KORANMANDALA.COM – “Amanat ti nini aki, sing asli milampah tani, lain tani ekonomi, tani adat nu mimiti, ulah rek diluliluli, sanajan zaman merdeka, adat tong direka-reka, mawa adat nu baheula..”
Begitulah penggalan lirik lagu angklung Kasepuhan Gelaralam yang berjudul “Lagu Tani”.
Penggalan lirik tersebut menggambarkan bagaimana masyarakat adat Pancer Pangawinan menjalankan kehidupan bertani bukan semata-mata sebagai mata pencaharian, tetapi bertani khususnya menanam “padi huma” adalah jalan hidup yang dipilih mengikuti amanat para leluhur.
Leluhur Pancer Pangawinan berpandangan falsafah kehidupan “buhun” bukan sesuatu yang diwacanakan, didiskusikan, atau dipertanyakan, melainkan untuk memahaminya, warga hanya perlu menjalani dan mempraktekannya melalui bertani.
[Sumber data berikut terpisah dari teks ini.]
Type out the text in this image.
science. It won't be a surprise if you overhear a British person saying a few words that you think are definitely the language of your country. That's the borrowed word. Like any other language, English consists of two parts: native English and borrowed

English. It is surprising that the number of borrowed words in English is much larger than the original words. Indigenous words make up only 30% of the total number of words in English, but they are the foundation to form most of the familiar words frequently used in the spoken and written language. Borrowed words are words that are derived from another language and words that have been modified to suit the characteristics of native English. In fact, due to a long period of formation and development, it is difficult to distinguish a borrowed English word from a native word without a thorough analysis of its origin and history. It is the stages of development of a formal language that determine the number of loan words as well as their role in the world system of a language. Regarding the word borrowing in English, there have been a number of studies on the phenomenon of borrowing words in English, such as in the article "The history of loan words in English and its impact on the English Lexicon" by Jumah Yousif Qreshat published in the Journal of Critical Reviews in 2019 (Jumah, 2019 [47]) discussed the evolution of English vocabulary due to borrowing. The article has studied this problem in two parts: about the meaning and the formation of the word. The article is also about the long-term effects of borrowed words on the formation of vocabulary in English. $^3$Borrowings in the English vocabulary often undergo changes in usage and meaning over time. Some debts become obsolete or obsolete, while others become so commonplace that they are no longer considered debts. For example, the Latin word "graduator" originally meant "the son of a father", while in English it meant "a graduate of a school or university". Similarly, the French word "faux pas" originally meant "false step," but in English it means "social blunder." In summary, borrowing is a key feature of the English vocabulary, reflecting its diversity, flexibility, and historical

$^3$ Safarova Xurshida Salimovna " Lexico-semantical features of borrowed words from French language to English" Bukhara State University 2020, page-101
Falsafah “buhun” tersebut diwujudkan dalam beragam simbol-simbol yang terdapat dalam siklus tani.
Salah satu yang paling menonjol adalah Nyi Pohaci Sanghiyang Sri sebagai simbolisasi padi itu sendiri.
Menurut Didin Misbahuddin, M Hum dari Museum Kipahare Sukabumi, untuk memahami lebih lanjut mengenai pandangan masyarakat Pancer Pangawinan ini menggelar diskusi dalam tajuk : #Ngawangkong edisi kedua berjudul “Merawat Nyi Pohaci, Tani sebagai hakikat hidup Masyarakat Pancer Pangawinan”.
Diskusi tentang kehidupan para petani ini, diadakan secara hybrid baik luring (offline) maupun daring (online).
Acara Ngawangkong edisi 2 ini dipusatkan di Museum Ki Pahare, Kompleks Terminal Tipe A K.H. Ahmad Sanusi, Sukabumi, Sabtu 9 Desember 2023, Pukul 19:00 WIB sampai selesai.
Tampil sebagai Narasumber Elva Yulia Safitri, S.Pd, Kasepuhan Gelar Alam dan Didin Misbahuddin, S.Hum.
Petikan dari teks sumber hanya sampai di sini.